Sensitivity assessment. The sediments characterizing this biotope are mobile and frequent disturbance limits the establishment of marine and coastal invasive non-indigenous species as the habitat conditions are unsuitable for most species, as exemplified by the low species richness characterizing this biotope.This biotope is therefore considered to have 'High' resistance to this pressure and high resilience (by default), and is assessed as 'Not sensitive' to this pressure.

 Amphipods may also be infected by a number of parasites or pathogens that alter population numbers through changes in host condition, growth, behaviour and reproduction (Green Extabe & Ford, 2014). Infection by acanthocephalan larvae, for example, may alter behaviour and responses of gammarid amphipods (Bethel & Holmes, 1977). 

No evidence was found for pathogen/parasite outbreaks that may result in mass-mortalities in the characterizing species and this pressure is not assessed.

Intertidal populations of Nepthys cirrosa may be targeted by bait diggers.  There is limited information on the effect of digging directly on Nephtys cirrosa populations, however there is evidence on effects on another Nephtys species: Nephtys hombergii. Nephtys hombergii is directly removed through commercial bait digging and by recreational anglers and abundance significantly decreased in areas of the Solent, UK, where bait digging (primarily for Nereis virens) had occurred (Watson et al. 2007). Recovery of Nephtys hombergii has been assessed to be very high as re-population would occur initially relatively rapidly via adult migration and later by larval recruitment. Dittman et al. (1999) observed that Nephtys hombergii was amongst the macrofauna that colonized experimentally disturbed tidal flats within two weeks of the disturbance that caused defaunation of the sediment. However, if sediment is damaged recovery is likely to be slower, for instance Nephtys hombergii abundance was reduced by 50% in areas where tractor towed cockle harvesting was undertaken on experimental plots in Burry inlet, south Wales, and had not recovered after 86 days (Ferns et al., 2000).

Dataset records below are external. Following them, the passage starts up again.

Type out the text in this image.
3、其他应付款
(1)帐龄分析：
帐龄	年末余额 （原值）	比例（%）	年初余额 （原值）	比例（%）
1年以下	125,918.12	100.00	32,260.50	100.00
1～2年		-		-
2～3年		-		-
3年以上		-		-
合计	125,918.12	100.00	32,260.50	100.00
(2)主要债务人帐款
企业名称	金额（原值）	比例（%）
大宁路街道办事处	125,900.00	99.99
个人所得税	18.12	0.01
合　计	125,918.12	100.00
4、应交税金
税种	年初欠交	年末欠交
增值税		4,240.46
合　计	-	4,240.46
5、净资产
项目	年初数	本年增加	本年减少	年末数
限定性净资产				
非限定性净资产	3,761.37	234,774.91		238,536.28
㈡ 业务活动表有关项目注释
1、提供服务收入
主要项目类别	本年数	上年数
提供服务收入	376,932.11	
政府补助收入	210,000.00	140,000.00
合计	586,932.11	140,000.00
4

Sensitivity assessment. Although Nephtys cirrosa may be targeted by bait differs where this species occurs intertidally, subtidal populations are not considered to be impacted unless there was a change in emergence regime. This pressure is, therefore considered to be 'Not relevant' to the assessed biotope.

The loss of the key characterizing species through unintentional removal would alter the character of the biotope. The ecosystem services such as secondary production and food for higher trophic levels would be lost. The polychaete Nephtys cirrosa and the amphipods are predated on by flat fish and other invertebrate predators during tidal inundation (Speybroeck et al., 2007; Van Tomme et al., 2014).

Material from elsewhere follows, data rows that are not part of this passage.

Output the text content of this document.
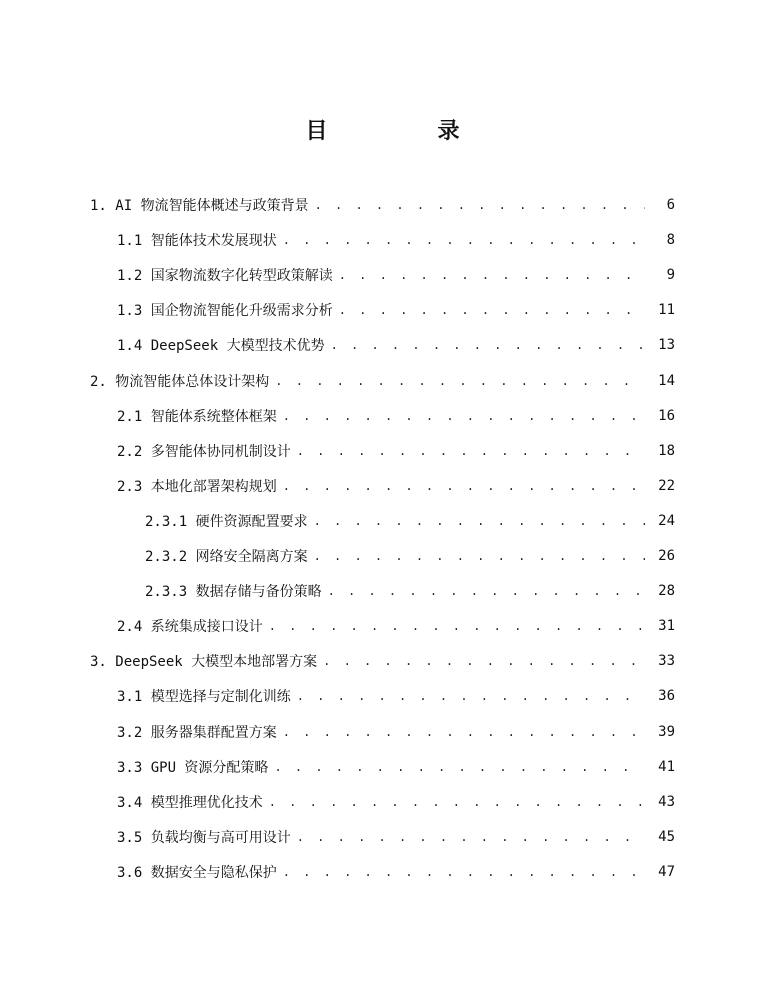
目　录
1. AI 物流智能体概述与政策背景 . . .	6
1.1 智能体技术发展现状 . . .	8
1.2 国家物流数字化转型政策解读 . . .	9
1.3 国企物流智能化升级需求分析 . . .	11
1.4 DeepSeek 大模型技术优势 . . .	13
2. 物流智能体总体设计架构 . . .	14
2.1 智能体系统整体框架 . . .	16
2.2 多智能体协同机制设计 . . .	18
2.3 本地化部署架构规划 . . .	22
2.3.1 硬件资源配置要求 . . .	24
2.3.2 网络安全隔离方案 . . .	26
2.3.3 数据存储与备份策略 . . .	28
2.4 系统集成接口设计 . . .	31
3. DeepSeek 大模型本地部署方案 . . .	33
3.1 模型选择与定制化训练 . . .	36
3.2 服务器集群配置方案 . . .	39
3.3 GPU 资源分配策略 . . .	41
3.4 模型推理优化技术 . . .	43
3.5 负载均衡与高可用设计 . . .	45
3.6 数据安全与隐私保护 . . .	47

Sensitivity assessment. Biotope resistance to loss of the characterizing species is assessed as ‘Low’ as the burrowing lifestyle and mobility of species mean that a proportion of the population may escape incidental removal. Resilience is assessed as ‘High’ based on in-situ recovery and migration from adjacent populations and sensitivity is therefore assessed as ‘Low’. Despite the loss of a high proportion of the characterizing species  the biotope would still be classified as belonging to the LS.LSa.MoSa group as some examples, particularly those that are very exposed to wave action, contain few species at low abundance (JNCC, 2015).